If you’ve ever walked through a field and emerged with your socks full of pokey grass seeds or if you’ve ever popped a bike tire on a sharp thorn, you may have had a close encounter with an invasive plant.  Many a hiker has paused to remove the seeds of cheatgrass (Bromus tectorum) from their socks, and the sharp seeds of puncture vine (Tribulus terrestris) have been the bane of many a bike ride.  Although both cheatgrass and puncture vine are common in the western United States, neither is native to our region.  Both plants hail from Eurasia; both have managed to hitch a ride to a new home (North America) and both thrive in their new environment.  In addition to annoying hikers and bikers, exotic species can also perpetrate drastic ecological disruption, threatening the vitality of ecosystems and even jeopardizing human health.  Accordingly, researchers, conservationists, and governments around the world expend considerable resources in fighting, preventing, and managing biological invasions.  For example, David Pimentel and colleagues (2005) estimated that invasive species cost the United States over $120 billion in losses each year.  Yet robust solutions to this worldwide threat remain elusive.  So why, then, are invasive species so successful?
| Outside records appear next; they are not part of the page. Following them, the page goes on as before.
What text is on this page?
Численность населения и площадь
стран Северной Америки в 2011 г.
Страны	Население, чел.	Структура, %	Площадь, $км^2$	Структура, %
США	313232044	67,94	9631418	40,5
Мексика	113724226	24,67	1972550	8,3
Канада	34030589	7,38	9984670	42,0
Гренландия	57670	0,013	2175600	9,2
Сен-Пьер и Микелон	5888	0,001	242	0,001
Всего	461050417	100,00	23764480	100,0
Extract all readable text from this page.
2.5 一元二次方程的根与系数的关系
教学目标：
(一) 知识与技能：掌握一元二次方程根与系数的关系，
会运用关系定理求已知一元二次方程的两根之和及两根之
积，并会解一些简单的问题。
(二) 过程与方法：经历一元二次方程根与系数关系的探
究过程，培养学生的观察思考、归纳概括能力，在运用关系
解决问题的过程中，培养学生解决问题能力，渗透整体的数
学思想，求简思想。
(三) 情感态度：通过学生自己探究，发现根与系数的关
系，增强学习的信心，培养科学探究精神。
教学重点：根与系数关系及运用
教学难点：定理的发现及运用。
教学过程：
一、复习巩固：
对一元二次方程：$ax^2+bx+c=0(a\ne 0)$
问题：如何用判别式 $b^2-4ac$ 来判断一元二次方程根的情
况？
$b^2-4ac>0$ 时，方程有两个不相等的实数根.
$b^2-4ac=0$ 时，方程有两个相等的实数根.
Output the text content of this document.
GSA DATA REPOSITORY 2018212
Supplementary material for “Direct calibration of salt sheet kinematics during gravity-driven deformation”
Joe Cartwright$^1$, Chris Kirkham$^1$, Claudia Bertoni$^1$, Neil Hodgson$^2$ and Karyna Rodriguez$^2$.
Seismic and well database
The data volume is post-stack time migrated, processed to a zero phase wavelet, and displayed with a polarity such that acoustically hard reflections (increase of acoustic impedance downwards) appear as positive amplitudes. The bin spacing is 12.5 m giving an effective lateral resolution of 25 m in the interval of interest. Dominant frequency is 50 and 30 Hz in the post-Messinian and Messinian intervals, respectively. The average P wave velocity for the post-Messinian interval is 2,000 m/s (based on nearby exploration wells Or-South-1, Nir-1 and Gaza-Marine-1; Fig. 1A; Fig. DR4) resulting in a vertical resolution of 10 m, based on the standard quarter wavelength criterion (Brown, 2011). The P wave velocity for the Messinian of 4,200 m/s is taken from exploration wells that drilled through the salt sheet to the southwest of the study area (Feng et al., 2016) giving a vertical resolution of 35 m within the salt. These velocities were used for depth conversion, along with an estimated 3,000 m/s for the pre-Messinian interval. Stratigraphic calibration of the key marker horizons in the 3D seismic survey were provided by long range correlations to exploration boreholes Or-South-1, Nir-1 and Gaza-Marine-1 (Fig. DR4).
One of the most oft-cited explanations for the success of invasive species in novel environments is the enemy release hypothesis.  This hypothesis suggests that natural enemies like competitors, predators, and diseases check the population growth of an organism in its native habitat.  However, translocation across an ocean or a continent may allow that organism to escape the effects of its natural enemies.  Without natural enemies to regulate its population growth in its new home, an introduced species could proliferate to become a noxious invader. 

Although the enemy release hypothesis is touted in textbooks, classrooms, and scientific literature, it has rarely been tested empirically!  To rigorously test the enemy release hypothesis, a researcher should protect a focal invader from natural enemies in both the native and non-native ranges.  If the enemy release hypothesis is true, protection from natural enemies should only improve the invader’s population growth at home because natural enemies are assumed to be important only in the native range.  Thus, parallel experiments must be executed in both the native and non-native ranges to test this hypothesis. 

With the help of international collaborators, I am currently carrying out such parallel experiments in North America, Turkey, Iran, and Uzbekistan to test the enemy release hypothesis with respect to one of the most virulent invasive plants in the world, cheatgrass (Bromus tectorum).  We predict that seed predators (important natural enemies) such as mice and ants limit the establishment of cheatgrass more strongly in Eurasia (the native range of cheatgrass) than North America (the non-native range of cheatgrass).  Understanding the effects of natural enemies in both the native and non-native ranges of this invader could help us better understand the invasion process and illuminate the mechanisms that allow invasive species to become so successful in novel environments.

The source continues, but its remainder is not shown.